Ekonomik temkinliliğe rağmen kadınlar yeni teknolojilere para harcıyor
FutureBright Kurucu Ortağı
✓ Pandemi sürecinde kadınların gözünde evin derin anlamıyla ilgili yaptığımız kalitatif araştırma, kadının iş yükünün dramatik şekilde artması ve biriken tansiyonu boşaltan sosyal dünyanın kaybıyla birlikte ev teknolojilerinin kadınlar için anlamına yeni açılımlar eklendiğini gösteriyor. Kadın, sıkıştığı dar alanda yeni teknolojileri hayata açılan yeni pencereler olarak algılıyor.

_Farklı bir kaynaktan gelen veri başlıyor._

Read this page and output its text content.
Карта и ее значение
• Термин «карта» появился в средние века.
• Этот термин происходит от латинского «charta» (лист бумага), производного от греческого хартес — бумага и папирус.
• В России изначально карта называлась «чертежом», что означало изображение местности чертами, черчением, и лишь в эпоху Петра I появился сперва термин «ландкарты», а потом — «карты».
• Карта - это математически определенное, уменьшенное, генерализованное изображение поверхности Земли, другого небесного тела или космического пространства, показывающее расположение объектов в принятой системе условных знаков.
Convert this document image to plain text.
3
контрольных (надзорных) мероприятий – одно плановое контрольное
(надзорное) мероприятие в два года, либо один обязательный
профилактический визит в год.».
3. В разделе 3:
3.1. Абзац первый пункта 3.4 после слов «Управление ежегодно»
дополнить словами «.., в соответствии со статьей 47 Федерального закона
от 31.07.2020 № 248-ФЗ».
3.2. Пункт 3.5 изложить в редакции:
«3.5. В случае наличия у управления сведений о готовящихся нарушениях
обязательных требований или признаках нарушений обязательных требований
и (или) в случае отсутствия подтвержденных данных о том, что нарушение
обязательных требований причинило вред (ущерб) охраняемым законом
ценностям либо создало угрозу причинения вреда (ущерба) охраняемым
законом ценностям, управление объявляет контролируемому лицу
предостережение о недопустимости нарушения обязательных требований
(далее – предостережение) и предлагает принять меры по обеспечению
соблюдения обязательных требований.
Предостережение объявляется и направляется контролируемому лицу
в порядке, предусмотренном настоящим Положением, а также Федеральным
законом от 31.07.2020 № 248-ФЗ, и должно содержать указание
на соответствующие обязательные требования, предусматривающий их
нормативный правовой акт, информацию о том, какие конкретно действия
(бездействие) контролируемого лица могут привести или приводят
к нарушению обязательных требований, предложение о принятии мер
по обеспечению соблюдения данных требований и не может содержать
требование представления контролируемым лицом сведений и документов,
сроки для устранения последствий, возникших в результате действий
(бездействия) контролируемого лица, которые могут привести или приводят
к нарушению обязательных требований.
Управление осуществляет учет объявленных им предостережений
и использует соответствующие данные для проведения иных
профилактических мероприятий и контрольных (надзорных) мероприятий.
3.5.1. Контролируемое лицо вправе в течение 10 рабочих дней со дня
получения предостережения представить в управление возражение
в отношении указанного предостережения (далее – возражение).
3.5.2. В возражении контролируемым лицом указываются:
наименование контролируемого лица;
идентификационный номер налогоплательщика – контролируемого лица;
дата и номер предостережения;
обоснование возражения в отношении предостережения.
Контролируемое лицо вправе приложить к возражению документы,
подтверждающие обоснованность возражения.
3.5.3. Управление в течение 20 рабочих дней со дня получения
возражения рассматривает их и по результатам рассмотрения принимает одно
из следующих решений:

✓ Yoğun uyaran mahrumiyetinde içinde yaşayanlarla birlikte adeta evin de dirim enerjisi azalırken her yeni teknolojik alet, ev işlerinin daha efektif yönetilmesinin çok ötesinde bir anlama sahip oluyor; kadına yeni bakış açıları kazandıran, dünyasını zenginleştiren ve güç veren bir yere konumlanıyor. Pandemi dönemiyle birlikte kendilerini zorunlu olarak içinde buldukları ekonomik temkinliliğe rağmen kadınlar yeni teknolojilere para harcamaya her zamankinden biraz daha yatkın. Çünkü pandeminin tüketici üzerindeki önemli etkilerinden biri de ölümlülüğü ile yüzleşen insanın otomatik bir kendine sahip çıkma refleksi geliştirmiş olması.